22.3225 · Motion · 2022-03-17
Departement für Umwelt, Verkehr, Energie und Kommunikation
Erledigt
Wortlaut
Der Bundesrat wird beauftragt, die gesetzlichen Grundlagen anzupassen, um die Bewilligungspflicht für Transporte mit unteilbarem Ladegut für Fahrzeuge bis zu 3 Meter Breite, 4 Meter Höhe, 30 Meter Länge, 44 Tonnen Gewicht und einer Achsenbelastung von maximal 12 Tonnen aufzuheben.
Begründung
Nach geltendem Recht können die Kantone Transporte mit Fahrzeugen bis 30 Meter Länge, 3 Meter Breite, 4 Meter Höhe, 44 Tonnen Gewicht und einer Achslast bis 12 Tonnen gemäss Verkehrsregelnverordnung eine Bewilligung erteilen, die in der ganzen Schweiz gültig ist. Die Bewilligungen werden von den zuständigen kantonalen Stellen mit Verweis auf die allgemein anwendbaren Vorschriften der Verkehrsregelnverordnung (VRV) routinemässig erteilt. Die Ausstellung der Bewilligung ist eine reine Formalität, besondere Abklärungen sind nicht notwendig.
Der Verzicht auf die Erteilung einer formellen Bewilligung würde zu einer beträchtlichen Entlastung sowohl der Antragssteller als auch der zuständigen kantonalen Verwaltungsstellen führen, ohne Beeinträchtigung der Verkehrssicherheit.
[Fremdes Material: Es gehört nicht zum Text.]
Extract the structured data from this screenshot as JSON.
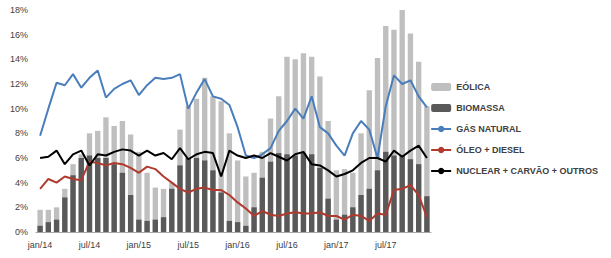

Ausnahmefahrzeuge und Transporte, deren Masse und Gewicht über den erwähnten Grenzwerten liegen, sollen weiterhin bewilligungspflichtig sein.
Antrag des Bundesrates
Der Bundesrat beantragt die Ablehnung der Motion.
Stellungnahme des Bundesrates
Der Bundesrat befürwortet grundsätzlich Massnahmen, die den administrativen Aufwand für die Bevölkerung, die Wirtschaft und die Verwaltung reduzieren. Im Bereich der Ausnahmetransporte hat er deshalb beispielsweise die Möglichkeit von Dauerbewilligungen geschaffen und damit den Verwaltungsaufwand für das Transportgewerbe erheblich reduziert. Solche Massnahmen dürfen jedoch weitere wichtige Anliegen, wie etwa eine funktionierende Infrastruktur oder die Verkehrssicherheit, nicht beeinträchtigen.
Die bestehende Bewilligungspflicht stellt sicher, dass Ausnahmetransporte rechtskonform durchgeführt werden, namentlich bezüglich der Vorschriften zu Gewichten und Abmessungen.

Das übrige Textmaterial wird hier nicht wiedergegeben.